There were only representatives of the Martinique Tourist Bureau, who gave us general information about what we can see and do for several hours, and what are our options for exploring the island – by taxi, by foot or by electronic tricycles.
The cruise terminal in Martinique is right in the heart of the island capital of Fort de France and the city can be seen by foot. However, we decided to rent an electronic tricycle for € 10 per person, where the driver was also our tour guide and we stopped at some of the most famous sights in Fort de France.
The tricycles were resembling rickshaws – with a driver at the front and two passenger at the back seat with the only difference that they were electronic. They could be found just steps away from the welcome area after disembarking. The company is called CycloComm and started offering the tours in July 2014.
Our tour guide Sebastian was very talkative and give us information about the city and the island. Here is what we explored on our tour:
- The seaside park La Savane – a place to take a stroll on the boardwalk or sit on a bench amongst the palms and contemplate the cruise ships. La Savane is next to a small beach over which is perched the medieval fortress Fort St Louis which is now an active naval base.
- Schoeler Library – this is a building in European style which was built in 1889 in France and then deconstructed and shipped piece by piece to Martinique, where it was assembled again.

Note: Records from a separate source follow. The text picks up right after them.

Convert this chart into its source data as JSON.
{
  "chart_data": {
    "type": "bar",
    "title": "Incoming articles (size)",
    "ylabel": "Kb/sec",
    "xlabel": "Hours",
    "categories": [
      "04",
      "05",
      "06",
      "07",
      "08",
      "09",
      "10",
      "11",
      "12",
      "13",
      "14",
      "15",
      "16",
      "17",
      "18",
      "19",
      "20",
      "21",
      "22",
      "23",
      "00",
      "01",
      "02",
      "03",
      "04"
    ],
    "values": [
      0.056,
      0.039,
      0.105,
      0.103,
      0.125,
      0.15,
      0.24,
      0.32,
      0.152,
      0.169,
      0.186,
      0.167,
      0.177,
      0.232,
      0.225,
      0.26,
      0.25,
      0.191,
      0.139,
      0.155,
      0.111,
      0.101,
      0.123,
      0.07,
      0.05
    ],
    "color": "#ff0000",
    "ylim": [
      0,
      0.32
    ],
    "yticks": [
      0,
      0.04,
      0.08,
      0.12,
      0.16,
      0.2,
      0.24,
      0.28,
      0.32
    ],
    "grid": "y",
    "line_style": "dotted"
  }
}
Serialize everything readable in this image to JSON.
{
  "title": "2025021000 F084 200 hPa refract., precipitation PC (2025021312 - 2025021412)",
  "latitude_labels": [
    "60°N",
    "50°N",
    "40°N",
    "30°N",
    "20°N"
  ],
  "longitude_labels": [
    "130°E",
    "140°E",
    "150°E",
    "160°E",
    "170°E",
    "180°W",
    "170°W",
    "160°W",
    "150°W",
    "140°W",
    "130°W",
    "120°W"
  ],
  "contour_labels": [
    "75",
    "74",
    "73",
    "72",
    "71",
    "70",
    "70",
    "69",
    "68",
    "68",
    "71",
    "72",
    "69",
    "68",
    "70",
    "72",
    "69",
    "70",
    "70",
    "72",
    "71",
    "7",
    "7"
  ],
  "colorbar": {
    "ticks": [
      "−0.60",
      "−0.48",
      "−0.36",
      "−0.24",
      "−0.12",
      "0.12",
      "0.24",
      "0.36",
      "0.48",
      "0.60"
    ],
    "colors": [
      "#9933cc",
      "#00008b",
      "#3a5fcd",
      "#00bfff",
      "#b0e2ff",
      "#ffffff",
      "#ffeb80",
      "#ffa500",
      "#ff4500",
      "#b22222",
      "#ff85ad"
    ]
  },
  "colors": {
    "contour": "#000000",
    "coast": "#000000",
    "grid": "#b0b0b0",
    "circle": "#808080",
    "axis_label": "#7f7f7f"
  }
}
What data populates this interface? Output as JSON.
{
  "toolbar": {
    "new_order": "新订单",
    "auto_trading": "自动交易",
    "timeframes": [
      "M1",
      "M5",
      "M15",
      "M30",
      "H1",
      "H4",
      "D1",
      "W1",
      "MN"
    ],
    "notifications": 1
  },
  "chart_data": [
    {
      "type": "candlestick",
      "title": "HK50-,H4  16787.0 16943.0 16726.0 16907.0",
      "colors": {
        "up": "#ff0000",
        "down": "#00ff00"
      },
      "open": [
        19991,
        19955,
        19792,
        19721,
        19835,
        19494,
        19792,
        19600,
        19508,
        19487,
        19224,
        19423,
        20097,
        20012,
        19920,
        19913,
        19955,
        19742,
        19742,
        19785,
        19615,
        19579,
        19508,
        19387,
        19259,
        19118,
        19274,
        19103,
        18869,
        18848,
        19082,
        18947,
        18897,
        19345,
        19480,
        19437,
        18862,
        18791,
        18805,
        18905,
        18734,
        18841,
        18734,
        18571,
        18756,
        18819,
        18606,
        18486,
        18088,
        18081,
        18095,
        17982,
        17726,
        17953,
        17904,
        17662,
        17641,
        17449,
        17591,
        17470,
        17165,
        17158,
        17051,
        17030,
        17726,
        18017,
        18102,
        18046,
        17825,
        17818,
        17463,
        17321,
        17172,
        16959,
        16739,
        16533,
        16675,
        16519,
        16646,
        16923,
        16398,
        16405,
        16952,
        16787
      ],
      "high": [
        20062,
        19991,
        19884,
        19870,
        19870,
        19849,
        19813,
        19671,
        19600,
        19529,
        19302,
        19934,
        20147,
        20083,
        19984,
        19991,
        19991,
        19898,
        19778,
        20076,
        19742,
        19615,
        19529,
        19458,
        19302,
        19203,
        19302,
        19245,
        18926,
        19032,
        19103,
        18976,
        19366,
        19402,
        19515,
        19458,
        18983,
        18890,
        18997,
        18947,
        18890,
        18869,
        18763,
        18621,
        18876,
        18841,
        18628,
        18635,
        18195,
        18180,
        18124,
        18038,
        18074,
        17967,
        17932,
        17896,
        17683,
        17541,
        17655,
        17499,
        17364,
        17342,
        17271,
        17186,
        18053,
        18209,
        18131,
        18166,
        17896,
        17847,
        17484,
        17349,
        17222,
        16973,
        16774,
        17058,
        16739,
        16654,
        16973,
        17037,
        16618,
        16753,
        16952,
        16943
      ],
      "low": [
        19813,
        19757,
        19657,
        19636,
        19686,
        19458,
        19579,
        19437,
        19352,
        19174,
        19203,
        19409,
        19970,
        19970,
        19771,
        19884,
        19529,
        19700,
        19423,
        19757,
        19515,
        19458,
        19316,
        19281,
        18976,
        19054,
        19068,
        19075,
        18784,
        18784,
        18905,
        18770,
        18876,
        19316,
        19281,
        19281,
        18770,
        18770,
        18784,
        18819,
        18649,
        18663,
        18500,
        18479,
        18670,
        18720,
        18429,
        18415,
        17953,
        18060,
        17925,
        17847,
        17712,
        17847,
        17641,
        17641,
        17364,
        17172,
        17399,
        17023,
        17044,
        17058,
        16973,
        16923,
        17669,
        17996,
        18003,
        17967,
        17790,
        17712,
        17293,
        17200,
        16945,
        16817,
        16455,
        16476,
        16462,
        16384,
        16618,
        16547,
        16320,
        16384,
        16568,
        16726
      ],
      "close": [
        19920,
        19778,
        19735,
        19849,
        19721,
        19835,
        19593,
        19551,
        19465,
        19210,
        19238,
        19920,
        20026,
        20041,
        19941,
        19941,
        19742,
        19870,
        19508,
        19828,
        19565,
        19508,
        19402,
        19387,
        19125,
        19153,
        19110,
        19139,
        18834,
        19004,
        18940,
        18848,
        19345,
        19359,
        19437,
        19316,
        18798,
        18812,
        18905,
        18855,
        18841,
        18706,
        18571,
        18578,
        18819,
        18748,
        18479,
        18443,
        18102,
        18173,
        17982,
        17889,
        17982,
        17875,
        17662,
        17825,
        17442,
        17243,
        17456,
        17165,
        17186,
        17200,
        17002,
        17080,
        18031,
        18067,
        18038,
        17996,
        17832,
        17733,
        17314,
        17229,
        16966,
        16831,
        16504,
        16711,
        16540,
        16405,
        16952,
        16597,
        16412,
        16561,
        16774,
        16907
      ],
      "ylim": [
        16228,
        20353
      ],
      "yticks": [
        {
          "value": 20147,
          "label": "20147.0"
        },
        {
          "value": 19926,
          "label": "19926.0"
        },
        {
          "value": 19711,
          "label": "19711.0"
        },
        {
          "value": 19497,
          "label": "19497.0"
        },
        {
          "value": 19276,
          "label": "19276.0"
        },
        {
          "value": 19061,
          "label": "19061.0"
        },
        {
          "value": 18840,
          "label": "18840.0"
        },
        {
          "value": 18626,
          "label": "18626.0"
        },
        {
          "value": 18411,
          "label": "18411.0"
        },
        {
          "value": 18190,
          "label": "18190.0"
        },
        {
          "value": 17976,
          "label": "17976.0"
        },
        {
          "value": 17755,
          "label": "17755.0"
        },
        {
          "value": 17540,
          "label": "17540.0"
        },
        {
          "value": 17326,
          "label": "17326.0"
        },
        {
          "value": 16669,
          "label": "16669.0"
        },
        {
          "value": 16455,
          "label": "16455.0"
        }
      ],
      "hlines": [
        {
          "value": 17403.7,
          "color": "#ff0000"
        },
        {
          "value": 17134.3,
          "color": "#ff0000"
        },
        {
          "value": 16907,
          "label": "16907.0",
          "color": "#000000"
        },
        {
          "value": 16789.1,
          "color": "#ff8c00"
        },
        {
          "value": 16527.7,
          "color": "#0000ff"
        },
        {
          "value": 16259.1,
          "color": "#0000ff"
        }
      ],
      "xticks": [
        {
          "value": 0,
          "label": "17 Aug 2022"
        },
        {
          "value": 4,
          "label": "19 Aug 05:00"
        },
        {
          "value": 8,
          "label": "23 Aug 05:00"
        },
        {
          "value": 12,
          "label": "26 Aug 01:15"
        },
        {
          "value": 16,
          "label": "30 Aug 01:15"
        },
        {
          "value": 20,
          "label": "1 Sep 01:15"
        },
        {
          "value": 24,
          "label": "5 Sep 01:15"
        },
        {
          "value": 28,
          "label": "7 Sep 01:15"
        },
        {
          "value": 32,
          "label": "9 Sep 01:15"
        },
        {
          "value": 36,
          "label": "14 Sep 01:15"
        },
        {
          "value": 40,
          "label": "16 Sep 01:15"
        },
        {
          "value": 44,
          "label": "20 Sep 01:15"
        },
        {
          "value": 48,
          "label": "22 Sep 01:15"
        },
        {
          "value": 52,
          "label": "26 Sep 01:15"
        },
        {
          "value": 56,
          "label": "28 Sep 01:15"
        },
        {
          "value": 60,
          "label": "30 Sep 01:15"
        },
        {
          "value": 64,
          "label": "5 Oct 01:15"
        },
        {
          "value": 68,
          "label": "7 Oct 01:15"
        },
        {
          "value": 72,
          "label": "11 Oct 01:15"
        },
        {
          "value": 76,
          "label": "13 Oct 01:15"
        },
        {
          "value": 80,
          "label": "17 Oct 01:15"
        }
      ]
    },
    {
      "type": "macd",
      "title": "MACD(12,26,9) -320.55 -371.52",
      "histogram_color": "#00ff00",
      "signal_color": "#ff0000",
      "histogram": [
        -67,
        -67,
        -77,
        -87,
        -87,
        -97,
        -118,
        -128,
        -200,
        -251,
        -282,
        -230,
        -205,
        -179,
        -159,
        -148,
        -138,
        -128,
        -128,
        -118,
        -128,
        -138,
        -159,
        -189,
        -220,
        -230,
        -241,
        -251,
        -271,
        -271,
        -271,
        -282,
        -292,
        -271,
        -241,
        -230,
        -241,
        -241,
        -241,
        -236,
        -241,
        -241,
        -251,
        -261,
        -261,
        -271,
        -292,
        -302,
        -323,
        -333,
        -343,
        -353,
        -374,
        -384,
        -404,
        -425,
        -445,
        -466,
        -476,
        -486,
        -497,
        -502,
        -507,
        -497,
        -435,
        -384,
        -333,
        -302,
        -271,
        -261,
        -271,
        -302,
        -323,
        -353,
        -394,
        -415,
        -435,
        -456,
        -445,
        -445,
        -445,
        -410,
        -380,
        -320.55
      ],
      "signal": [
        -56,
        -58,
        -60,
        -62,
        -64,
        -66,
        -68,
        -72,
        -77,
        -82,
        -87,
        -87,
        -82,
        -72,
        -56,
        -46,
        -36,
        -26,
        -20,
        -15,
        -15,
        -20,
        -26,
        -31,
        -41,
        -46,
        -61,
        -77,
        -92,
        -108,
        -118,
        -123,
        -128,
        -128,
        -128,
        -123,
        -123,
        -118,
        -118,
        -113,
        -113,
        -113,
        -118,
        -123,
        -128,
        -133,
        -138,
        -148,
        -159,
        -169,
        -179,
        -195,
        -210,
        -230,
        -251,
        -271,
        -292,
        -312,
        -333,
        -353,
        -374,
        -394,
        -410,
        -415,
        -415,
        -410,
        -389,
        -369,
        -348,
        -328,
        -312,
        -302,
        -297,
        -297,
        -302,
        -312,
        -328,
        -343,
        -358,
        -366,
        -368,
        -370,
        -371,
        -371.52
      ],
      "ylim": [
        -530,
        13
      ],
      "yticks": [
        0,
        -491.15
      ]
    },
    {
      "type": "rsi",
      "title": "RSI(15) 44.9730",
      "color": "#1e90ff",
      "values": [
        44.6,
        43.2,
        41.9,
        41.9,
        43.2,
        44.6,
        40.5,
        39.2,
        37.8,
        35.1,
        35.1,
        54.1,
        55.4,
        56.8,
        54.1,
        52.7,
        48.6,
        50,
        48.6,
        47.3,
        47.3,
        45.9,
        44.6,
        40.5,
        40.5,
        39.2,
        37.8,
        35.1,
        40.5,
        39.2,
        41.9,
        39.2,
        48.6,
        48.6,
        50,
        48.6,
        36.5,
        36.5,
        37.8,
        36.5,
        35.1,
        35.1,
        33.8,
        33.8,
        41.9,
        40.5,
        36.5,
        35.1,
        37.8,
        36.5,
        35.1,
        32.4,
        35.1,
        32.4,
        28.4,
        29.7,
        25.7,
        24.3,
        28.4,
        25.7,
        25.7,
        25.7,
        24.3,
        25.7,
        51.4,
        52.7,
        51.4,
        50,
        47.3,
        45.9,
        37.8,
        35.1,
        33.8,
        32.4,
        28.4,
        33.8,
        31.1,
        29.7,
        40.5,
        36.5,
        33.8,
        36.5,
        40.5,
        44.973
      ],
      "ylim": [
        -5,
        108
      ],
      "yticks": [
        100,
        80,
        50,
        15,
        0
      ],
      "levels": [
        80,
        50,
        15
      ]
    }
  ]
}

- The headless marble statue of Empress Josephine – located right across the library. Empress Josephine was Napoleon Bonaparte’s wife, born and raised in Martinique. In 1995 a group of locals decapitated the statue and “decorated” it with red paint.
- The covered market – buzzing with people and cars, here you can find all kinds of exotic spices, fruits and vegetables.
- St. Louis Cathedral – built originally in the 17th century, the cathedral was damaged during natural disasters that happened in Fort-de-France. The current construction was built in 1895 from iron frame so it can withstand future disasters.
Having explored these main attractions of Fort de France we had more time and decided to take a ferry to a beach called Anse A L’Ane. The ferry cost was € 7 per person.
This beach was so relaxing, beautiful and peaceful and it felt like the time has stopped there. It didn’t feel crowded although the ferries were arriving every half an hour in the morning and every hour in the afternoon. After exploring the beach we sat down to have a drink at one of the beach cafés (which owner didn’t speak any English).
We didn’t want to leave but we had to if we wanted to be back on the ship on time. On the way back the ferry had a stop at another beach called Anse Mitan and from there it went straight back to the cruise terminal at Fort-de-France.
From all the Caribbean islands we visited, we loved Martinique the most. The main reason is that it had this European feel mixed with the Caribbean culture.